First report of genetic transformation and CRISPR/Cas12a-mediated gene editing of European beech (Fagus sylvatica L.)

Fagus sylvatica L. (European beech) is a dominant hardwood forest tree species across Central Europe, supporting diverse ecosystem services and forming the basis of a significant market for high-value timber. However, climate change increasingly threatens beech vitality and productivity, making molecular insights into its stress resilience and functional validation of underlying genes urgently needed.

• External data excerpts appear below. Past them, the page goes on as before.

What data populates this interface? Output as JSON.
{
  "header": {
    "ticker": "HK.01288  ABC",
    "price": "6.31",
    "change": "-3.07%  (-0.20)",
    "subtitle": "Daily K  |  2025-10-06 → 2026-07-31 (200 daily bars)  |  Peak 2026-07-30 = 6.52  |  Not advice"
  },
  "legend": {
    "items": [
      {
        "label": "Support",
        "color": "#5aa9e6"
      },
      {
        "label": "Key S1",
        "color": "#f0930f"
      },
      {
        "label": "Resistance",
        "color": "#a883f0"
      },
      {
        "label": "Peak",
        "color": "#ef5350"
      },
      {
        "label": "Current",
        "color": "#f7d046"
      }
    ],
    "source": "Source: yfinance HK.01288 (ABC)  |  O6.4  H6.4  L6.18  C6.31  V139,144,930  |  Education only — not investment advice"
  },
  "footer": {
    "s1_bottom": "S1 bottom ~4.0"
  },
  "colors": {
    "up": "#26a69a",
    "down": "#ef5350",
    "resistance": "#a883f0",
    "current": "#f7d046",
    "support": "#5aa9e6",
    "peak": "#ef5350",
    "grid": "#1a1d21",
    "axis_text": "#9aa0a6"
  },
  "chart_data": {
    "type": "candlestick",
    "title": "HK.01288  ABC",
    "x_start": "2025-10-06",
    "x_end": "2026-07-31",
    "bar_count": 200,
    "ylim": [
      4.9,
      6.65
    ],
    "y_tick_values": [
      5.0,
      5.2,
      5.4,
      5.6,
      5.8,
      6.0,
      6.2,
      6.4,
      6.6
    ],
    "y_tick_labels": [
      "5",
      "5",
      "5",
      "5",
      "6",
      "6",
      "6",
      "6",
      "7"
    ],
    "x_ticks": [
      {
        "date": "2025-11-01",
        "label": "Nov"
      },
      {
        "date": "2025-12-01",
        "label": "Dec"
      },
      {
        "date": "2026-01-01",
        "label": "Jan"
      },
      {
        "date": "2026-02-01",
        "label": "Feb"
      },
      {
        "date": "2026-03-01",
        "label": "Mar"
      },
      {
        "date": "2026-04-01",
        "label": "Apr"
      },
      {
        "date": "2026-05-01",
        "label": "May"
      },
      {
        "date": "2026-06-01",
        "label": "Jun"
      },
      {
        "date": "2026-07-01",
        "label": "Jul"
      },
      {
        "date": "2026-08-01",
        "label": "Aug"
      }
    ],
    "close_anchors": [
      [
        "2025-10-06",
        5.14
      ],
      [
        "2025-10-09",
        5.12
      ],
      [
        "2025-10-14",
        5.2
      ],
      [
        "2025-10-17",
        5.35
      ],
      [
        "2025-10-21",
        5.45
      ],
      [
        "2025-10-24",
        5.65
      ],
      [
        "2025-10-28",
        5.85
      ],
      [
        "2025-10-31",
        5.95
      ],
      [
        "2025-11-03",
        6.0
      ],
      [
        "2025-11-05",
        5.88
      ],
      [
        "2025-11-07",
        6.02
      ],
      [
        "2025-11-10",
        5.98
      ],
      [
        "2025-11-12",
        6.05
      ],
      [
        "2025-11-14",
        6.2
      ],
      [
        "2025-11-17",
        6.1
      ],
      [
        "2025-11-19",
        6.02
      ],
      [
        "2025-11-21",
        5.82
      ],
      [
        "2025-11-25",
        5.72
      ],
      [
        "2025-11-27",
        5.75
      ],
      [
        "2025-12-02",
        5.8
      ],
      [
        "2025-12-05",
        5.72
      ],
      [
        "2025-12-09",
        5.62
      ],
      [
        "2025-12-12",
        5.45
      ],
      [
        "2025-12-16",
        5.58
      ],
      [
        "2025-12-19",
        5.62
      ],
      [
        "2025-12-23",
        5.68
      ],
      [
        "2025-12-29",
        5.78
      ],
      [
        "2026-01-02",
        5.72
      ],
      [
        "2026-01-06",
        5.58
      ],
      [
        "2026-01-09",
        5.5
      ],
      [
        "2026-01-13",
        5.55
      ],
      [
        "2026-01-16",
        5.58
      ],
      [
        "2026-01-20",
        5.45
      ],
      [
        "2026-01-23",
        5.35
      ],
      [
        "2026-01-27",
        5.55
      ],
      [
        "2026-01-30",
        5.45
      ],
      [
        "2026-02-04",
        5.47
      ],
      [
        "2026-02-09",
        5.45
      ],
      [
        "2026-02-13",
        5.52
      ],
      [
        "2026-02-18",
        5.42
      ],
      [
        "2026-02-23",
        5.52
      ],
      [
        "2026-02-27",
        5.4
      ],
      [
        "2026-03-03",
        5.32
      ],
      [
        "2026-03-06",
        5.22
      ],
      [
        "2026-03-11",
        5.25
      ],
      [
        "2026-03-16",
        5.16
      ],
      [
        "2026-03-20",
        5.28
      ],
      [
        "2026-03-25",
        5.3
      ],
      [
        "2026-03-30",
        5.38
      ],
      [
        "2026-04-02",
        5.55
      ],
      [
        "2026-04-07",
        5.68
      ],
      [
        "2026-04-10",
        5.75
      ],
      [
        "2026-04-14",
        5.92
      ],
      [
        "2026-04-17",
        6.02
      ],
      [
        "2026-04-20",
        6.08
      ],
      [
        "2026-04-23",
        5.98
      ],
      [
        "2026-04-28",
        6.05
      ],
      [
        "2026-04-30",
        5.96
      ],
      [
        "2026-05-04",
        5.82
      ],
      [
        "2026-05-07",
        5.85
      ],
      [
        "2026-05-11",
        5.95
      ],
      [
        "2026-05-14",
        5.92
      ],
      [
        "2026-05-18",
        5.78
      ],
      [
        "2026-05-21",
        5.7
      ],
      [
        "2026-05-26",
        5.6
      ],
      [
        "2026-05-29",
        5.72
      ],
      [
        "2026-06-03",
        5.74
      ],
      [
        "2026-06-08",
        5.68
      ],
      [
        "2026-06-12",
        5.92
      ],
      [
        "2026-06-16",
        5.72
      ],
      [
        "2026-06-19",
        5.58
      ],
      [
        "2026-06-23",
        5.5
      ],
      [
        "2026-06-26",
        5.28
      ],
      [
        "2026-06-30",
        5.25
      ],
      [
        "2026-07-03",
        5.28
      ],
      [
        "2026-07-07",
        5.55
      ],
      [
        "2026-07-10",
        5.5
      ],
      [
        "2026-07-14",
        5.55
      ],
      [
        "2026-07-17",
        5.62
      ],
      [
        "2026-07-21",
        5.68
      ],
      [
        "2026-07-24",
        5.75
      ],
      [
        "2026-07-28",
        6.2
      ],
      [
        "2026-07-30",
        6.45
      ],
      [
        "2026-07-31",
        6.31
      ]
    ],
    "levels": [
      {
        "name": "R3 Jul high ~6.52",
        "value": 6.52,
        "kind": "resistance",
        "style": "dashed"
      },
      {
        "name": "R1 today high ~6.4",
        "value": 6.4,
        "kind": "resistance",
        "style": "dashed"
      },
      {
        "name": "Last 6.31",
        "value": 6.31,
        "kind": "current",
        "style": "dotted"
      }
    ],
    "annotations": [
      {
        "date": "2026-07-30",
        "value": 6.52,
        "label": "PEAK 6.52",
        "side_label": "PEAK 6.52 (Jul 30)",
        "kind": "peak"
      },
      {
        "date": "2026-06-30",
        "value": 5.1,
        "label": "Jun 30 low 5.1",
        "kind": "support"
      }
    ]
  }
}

Here, we report an improved protocol for protoplast isolation from seedling leaves and demonstrate, for the first time, transient genetic transformation and CRISPR/Cas-mediated genome editing in F. sylvatica. PEG-mediated transformation was sequentially optimized, achieving efficiencies of 59 {+/-} 6.19%. Transformation efficiency was strongly influenced by season, which also affected protoplast yield. Both, a basic molecular toolkit for functional genomics and future biotechnological applications were established by testing a set of promoters and reporters. For proof-of-concept genome editing, we achieved 4.75 to 32.69% editing efficiencies in the PHYTOENE DESATURASE gene (FsPDS) using temperature-tolerant LbCas12a (ttLbCas12a). The establishment of a reliable protoplast transformation and editing system provides a crucial foundation for future genetic improvement and functional studies in this non-model tree species.